Journal Spécial des Sociétés
: Dans quel contexte institutionnel l’investiture de Donald Trump a-t-elle lieu
?
Julien Jeanneney : De
prime abord, la configuration institutionnelle qui résulte des élections
présidentielles et parlementaires de novembre dernier semble extrêmement
favorable à Donald Trump. Il peut compter sur d’importants soutiens dans les
trois « branches » du gouvernement fédéral : une administration
à sa main, du côté du pouvoir exécutif et un Congrès dont les deux chambres
sont à majorité républicaine, du côté du pouvoir législatif. Quant au pouvoir
juridictionnel, les choses sont plus nuancées, quoique la Cour suprême ait
connu, il y a quatre ans, un basculement de son centre de gravité vers la
droite qui devrait lui être favorable.
Encore faut-il ne pas se
tenir à ce constat. Les juridictions fédérales de première instance et d’appel
comptent, en effet, de nombreux juges qui n’hésiteraient pas à bloquer, pour un
temps, d’éventuelles mesures présidentielles qui leur sembleraient manifestement
inconstitutionnelles – au risque, certes, d’être dédies par la Cour suprême
dans un second temps.
Ainsi, lors du premier mandat
de Donald Trump, certaines de ses mesures phares – qu’il s’agisse du « travel
ban » visant à empêcher l’arrivée sur le sol américain de
ressortissants de pays perçus comme dangereux, ou de la construction du mur
entre les États-Unis et le Mexique – ont été temporairement bloquées par des
juges fédéraux.
En outre, si Donald Trump
prend des décisions manifestement inconstitutionnelles, on ne peut exclure que
des membres conservateurs de la Cour suprême – notamment ceux qu’il a nommés
lui-même pendant son premier mandat – aillent à l’encontre de ses intérêts
immédiats. La loyauté de ceux que l’on nomme à la Cour suprême n’est jamais
garantie, parce qu’ils sont globalement inamovibles : l’histoire est riche
de déceptions présidentielles face à des juges qui se sont sentis libres
d’aller à l’encontre des intérêts de ceux qui les avaient choisis.
JSS : Comment le marquage
politique de la Cour suprême s’est-il manifesté à travers son histoire ?
J. J. : Le
marquage politique de cette juridiction n’est pas nouveau. Elle est notamment
perçue comme conservatrice et extrêmement libérale d'un point de vue économique
pendant le premier tiers du XXe siècle, entre 1897 et 1937 – c’est « l’ère
Lochner », du nom d'un arrêt majeur de rendu en 1905. À l’époque, la
Cour suprême neutralise de nombreuses lois sociales adoptées dans des États
fédérés, puis à l’échelle de la fédération. Lors du premier mandat de Franklin
Roosevelt, les deux grandes lois qui concrétisent son programme de New Deal
sont presque entièrement bloquées par la Cour suprême. Cela provoque un combat
homérique entre le président, après sa première réélection, et la juridiction,
pendant le printemps 1937.
À l’inverse, la Cour suprême
est critiquée en raison de son activisme progressiste entre le milieu des
années 1950 et le début des années 1970, période qui correspond peu ou prou à « l’ère
Warren » – du nom de celui qui la préside alors, Earl Warren. Outre
l’arrêt Brown v. Board of Education de 1954, point de départ de la révolution
des droits civiques, la Cour rend plusieurs décisions par lesquelles sont
consolidés les droits et libertés des individus, notamment en matière pénale.

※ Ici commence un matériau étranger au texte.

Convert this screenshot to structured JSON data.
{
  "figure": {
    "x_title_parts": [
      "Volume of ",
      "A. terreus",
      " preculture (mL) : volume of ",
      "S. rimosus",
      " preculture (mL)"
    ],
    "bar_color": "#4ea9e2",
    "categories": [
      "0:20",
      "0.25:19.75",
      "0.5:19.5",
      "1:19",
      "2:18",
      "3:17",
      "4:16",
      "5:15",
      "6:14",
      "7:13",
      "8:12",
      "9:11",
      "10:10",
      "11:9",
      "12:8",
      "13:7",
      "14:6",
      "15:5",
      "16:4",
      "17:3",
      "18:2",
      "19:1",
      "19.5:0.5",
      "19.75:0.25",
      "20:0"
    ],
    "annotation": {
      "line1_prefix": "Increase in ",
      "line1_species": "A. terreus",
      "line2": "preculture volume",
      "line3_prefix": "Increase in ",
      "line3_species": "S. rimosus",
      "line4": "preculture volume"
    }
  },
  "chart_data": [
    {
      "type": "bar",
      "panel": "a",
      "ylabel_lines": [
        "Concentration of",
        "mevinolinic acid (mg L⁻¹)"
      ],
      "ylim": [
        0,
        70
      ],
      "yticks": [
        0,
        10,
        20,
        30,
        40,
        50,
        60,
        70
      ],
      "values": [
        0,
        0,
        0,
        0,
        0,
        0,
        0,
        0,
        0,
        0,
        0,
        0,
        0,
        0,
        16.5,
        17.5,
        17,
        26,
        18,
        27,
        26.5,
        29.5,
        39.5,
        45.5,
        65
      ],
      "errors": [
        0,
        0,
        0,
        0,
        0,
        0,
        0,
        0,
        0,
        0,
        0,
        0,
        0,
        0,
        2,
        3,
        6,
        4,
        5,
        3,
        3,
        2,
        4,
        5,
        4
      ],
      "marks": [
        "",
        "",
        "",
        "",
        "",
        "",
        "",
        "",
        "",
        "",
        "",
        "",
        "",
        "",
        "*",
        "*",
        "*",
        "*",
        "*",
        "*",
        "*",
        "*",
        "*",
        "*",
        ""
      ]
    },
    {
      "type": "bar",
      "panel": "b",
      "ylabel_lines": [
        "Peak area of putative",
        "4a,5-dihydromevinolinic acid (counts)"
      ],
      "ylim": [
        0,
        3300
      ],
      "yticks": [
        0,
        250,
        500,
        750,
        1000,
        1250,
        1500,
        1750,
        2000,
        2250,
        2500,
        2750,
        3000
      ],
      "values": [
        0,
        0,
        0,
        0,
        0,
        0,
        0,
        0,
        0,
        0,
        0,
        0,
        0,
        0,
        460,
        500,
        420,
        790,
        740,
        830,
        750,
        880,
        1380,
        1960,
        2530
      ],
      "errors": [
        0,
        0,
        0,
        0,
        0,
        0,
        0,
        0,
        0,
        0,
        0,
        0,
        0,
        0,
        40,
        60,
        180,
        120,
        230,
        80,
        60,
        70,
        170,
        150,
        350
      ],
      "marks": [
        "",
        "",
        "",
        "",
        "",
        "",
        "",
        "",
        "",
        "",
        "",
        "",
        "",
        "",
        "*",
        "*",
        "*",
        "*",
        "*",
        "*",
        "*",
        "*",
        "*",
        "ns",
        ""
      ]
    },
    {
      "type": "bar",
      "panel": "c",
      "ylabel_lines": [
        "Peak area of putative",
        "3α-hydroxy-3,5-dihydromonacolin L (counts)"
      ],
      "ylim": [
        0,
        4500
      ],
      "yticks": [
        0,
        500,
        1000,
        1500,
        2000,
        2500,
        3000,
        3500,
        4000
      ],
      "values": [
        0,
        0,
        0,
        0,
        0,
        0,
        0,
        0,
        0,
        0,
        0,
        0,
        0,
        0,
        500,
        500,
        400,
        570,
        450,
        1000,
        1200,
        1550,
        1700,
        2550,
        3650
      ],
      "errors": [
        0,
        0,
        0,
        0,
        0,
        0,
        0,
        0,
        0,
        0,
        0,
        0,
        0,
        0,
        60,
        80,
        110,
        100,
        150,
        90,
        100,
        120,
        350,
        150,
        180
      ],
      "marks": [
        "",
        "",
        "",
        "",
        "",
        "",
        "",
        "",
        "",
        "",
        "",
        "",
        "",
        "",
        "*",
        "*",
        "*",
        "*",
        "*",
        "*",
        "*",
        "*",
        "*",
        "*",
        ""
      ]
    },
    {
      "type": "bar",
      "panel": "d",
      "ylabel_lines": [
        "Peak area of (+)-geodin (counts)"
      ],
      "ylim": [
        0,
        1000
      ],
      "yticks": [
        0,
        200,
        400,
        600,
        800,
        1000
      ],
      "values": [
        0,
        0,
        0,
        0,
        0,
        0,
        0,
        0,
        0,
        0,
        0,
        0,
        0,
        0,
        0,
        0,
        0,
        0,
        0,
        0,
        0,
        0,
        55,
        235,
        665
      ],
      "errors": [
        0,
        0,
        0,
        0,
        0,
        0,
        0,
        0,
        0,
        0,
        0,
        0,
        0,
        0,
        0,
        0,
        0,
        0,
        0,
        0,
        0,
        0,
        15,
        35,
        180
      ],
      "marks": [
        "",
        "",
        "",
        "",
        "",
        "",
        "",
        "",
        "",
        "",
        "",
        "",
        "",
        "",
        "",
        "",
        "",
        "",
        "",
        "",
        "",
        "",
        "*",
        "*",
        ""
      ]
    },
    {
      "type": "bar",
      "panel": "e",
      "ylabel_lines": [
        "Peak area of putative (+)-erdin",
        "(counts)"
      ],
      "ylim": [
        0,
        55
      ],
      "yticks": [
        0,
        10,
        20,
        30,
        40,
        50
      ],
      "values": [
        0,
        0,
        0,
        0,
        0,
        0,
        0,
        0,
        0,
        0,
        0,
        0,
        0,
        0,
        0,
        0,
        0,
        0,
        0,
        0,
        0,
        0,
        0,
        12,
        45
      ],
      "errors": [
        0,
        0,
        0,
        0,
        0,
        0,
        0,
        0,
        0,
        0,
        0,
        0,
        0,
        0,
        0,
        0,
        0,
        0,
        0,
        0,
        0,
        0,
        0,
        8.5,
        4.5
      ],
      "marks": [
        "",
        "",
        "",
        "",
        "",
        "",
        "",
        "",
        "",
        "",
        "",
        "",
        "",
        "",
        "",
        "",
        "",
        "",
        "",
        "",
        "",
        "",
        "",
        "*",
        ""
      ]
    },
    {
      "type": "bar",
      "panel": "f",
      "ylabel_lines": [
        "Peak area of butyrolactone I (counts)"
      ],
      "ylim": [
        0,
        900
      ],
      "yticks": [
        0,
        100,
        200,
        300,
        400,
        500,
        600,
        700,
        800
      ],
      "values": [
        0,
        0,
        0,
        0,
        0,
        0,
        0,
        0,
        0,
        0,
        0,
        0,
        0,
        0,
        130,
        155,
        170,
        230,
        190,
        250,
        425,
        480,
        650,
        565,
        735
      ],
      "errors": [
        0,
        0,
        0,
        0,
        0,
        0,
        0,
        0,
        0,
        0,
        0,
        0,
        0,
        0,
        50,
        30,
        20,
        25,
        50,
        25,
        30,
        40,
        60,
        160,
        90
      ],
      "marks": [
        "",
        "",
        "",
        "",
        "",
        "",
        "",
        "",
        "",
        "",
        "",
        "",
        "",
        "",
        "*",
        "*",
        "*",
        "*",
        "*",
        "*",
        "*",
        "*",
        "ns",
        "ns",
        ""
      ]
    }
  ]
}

L’arrêt Roe v. Wade de 1973, peu de temps après le départ de Warren, s’inscrit
dans ce mouvement : il consacre une protection constitutionnelle fédérale
du droit des femmes de recourir à une interruption volontaire de grossesse.
Les décisions rendues par la
Cour suprême depuis la fin du premier mandat de Donald Trump – après que la
juge progressiste Ruth Bader Ginsburg a été remplacée par une jeune juge
conservatrice, Amy Coney Barrett – pourraient bien constituer le point de départ
d’une nouvelle « ère » conservatrice à la Cour suprême. Si
l’abandon de la protection constitutionnelle fédérale du recours à
l’interruption volontaire de grossesse en 2022 – par l’arrêt Dobbs vs. Jackson
– a été l’événement le plus visible à cet égard, d’autres décisions témoignent
d’un mouvement profond dans cette direction.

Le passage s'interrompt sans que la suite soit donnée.